November 13, 2008

The post-racial, post-Indian era?

Suzan Shown Harjo:  Racial buzz phrases after ObamaOddly, given Obama’s diverse ancestry, upbringing and experience, many white election analysts referred to the President-elect, the era and the world as “post-racial,” despite objections to the term by African American commentators. It didn’t seem to register with those using the term that they were remarking on the candidate’s race and the racial barrier he broke, while proclaiming the world as beyond race.

“Post-racial” reminds me of the term “post-Indian,” which I began to notice after our splendid National Museum of the American Indian opened on the Mall in 2004. In that context, “post-Indian” meant that we Native peoples have our museum, so it’s time to get past being Native peoples and talking about treaty rights, land claims and such. Since then, some folks inside the museum have used the term, to general derision, to mean that our identity now may move from tribal citizenry to post- or non-Indian-ness, as if we want or would accept movement in that direction.

In the context of the national election, “post-racial” is being used as code for this: African American people now have an African American president and that should end the discussions around race and reparations and the like. Actually, Obama will be the president of every one of us. What is “post-racial” about this election is that the majority of white voters ended their 43-president pattern of voting for the white guy.

The day after our national museum opened, and today, we Native people are still the most economically impoverished segment of American society; we still lack proper health care; and we still have federal barriers in the way of our economic advancement and religious freedom.
Dorreen Yellow Bird:  Obama's election doesn't banish racism[W]hat sticks in my craw, as my mother used to say, are the “experts” who seem to ride on this historic election and claim that it could bring an end of the Civil Rights era. Civil rights activism won’t be much needed anymore, they say. The issue of equality now has been settled.

I don’t think so.

Just because a black man was elected president, racism, bigotry and prejudice are not going to disappear. I don’t believe we can do away with civil-rights laws, policies and speeches.

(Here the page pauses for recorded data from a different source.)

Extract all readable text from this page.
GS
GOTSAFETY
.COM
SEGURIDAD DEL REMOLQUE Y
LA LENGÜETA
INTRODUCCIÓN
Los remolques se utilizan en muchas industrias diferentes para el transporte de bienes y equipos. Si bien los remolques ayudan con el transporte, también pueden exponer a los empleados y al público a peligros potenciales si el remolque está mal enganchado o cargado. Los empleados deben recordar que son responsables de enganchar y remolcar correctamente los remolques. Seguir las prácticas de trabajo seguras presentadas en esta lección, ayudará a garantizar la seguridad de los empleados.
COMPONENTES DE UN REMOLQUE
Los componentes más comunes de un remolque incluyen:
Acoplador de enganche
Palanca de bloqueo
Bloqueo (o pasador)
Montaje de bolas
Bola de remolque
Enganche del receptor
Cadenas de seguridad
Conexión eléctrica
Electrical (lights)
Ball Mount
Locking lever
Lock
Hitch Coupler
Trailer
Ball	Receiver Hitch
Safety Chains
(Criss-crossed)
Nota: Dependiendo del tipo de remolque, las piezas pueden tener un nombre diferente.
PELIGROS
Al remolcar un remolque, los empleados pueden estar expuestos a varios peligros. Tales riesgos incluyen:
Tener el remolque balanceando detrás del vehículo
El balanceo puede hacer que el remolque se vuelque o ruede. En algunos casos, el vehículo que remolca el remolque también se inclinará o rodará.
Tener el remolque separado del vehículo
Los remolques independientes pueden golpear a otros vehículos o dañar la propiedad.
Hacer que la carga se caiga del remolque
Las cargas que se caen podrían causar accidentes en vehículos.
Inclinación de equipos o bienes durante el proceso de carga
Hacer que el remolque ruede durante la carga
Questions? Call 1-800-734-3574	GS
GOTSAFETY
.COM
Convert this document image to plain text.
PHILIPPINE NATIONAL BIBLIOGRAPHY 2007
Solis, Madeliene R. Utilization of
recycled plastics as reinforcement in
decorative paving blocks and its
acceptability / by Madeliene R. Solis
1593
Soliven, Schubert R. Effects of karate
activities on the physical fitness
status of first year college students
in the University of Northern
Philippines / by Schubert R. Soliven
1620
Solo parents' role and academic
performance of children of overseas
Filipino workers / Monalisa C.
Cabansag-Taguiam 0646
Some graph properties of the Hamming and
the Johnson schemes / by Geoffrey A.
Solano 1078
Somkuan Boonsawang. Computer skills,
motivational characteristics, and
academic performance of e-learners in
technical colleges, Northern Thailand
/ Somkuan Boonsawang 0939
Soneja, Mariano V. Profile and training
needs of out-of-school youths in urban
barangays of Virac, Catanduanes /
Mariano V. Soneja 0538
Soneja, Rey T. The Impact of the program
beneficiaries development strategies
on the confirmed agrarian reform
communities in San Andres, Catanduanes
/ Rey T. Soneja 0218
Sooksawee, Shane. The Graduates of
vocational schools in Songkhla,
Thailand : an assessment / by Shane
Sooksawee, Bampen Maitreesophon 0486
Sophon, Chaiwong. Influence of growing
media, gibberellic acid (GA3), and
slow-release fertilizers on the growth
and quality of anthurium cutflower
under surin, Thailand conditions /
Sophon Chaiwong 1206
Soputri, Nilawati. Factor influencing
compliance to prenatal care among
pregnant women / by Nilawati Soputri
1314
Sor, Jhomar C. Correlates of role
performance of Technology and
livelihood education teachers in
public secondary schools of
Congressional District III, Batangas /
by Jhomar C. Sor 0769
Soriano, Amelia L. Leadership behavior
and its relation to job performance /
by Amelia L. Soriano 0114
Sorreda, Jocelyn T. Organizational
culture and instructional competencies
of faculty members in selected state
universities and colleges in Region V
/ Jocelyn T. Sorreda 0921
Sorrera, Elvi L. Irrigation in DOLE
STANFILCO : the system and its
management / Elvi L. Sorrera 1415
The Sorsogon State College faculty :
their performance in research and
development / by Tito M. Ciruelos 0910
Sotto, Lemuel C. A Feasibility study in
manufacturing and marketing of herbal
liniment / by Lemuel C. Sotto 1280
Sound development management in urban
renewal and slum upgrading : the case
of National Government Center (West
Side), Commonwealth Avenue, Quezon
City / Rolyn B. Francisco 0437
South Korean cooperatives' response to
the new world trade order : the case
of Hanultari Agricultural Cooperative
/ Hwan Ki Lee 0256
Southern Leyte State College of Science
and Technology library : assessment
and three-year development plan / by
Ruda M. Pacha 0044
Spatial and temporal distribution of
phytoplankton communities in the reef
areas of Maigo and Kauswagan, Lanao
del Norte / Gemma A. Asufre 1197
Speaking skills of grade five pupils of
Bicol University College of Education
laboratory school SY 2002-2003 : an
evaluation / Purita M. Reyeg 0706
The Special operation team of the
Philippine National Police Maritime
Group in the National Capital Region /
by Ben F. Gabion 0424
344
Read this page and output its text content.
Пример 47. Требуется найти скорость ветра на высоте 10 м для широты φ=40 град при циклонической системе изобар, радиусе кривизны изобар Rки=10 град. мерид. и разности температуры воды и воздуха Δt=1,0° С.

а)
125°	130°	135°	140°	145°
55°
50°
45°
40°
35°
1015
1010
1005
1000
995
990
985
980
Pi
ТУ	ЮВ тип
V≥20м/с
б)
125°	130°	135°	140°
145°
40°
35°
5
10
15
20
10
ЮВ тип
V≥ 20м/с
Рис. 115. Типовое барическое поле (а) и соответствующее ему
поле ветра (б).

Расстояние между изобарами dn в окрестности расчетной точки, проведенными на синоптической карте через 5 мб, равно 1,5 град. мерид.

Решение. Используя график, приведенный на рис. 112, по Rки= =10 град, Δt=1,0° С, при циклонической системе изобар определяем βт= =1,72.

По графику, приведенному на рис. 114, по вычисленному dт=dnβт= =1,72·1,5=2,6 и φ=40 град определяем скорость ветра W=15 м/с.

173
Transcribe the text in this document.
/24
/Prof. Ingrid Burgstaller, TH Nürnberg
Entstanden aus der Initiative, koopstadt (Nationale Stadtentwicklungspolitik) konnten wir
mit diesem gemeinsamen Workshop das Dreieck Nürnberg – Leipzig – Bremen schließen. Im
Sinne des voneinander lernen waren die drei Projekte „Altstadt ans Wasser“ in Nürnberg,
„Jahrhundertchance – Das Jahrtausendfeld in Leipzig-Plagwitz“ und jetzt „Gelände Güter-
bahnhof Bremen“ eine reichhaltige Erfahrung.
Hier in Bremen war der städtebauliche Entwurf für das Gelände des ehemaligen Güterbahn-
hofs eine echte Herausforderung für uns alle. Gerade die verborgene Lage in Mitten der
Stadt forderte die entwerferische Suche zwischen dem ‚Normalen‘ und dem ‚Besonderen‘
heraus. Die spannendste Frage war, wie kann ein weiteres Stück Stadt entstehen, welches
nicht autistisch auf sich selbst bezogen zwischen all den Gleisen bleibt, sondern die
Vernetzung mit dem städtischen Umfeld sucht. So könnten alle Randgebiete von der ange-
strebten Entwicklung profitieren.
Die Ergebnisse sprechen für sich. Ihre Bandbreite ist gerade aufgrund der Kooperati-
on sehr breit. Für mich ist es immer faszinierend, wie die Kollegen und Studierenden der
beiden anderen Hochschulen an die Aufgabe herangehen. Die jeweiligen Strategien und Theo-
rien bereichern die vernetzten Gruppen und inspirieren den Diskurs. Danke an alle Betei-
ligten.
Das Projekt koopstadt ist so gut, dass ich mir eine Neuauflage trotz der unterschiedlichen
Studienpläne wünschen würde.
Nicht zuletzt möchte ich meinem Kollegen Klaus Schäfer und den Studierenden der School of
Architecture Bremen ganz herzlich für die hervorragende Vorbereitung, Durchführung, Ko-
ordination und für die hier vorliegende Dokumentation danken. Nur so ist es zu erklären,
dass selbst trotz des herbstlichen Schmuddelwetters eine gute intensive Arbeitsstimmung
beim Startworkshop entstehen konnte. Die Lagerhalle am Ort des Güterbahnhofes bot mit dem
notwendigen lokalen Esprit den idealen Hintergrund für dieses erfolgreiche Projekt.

They’re needed to bring people upright, especially people who are so self-involved that they see only their own needs.

Nor do I believe that a wave of a black presidential hand will change hundreds of years of mistrust and bad treatment.

In his acceptance speech, President-elect Obama spoke about our nation as one; but realistically, that’s going to be a tough vision to fulfill. I think the Obama factor can move us in that direction, but not without a nation that supports and trusts his administration.

Civil rights laws and activism can be a guide. The era is not over.
Comment:  When the number of issues involving mascots and other stereotypes dwindles from one or so a week to one or so a year, then I may believe we're in a post-racial world.

1 comment:

Elleb0t said...


I stumbled across your post as it was re-posted on facebook from a friend of mine.

The term "post-racial" makes me laugh. It's as if upon the election of Obama created this unified collection of people where race is no longer an issue, no longer an identifiable characteristic, and certainly no longer something to be discussed - a thing of the past.

I personally don't believe there will EVER be a "post-racial" and nor SHOULD there be a post-racial. Race is important, difference is important and difference should be celebrated and treated as equal. This concept, of difference being equal, is a much harder concept for most white North Americans to understand, than the idea of a conglomeration of people where race doesn't matter. Why? Because it takes much less effort for people to erase the concept of race, than to give it equal representation and equal value.

I'm not sure if you've read anything by Phil Fontaine, but I highly recommend an article of his titled "Modern Racism". In it, he argues that the denial that race exists is fundamental racism.

I also am interested in the idea of "Post-Indian". I have a large Indian influence in my studies and in my personal life and I think most of my friends would find that term completely insulting. Indians, whether or not they have been "assimilated" or live on reserve still EXIST! And hopefully will continue to exist. The concept of a museum makes it seem like Indianhood is a thing of the past, when it is still very much alive.

I wish this comment had more direction.

Anyway, I think living in "post-RACIST" word would be a more pleasant idea.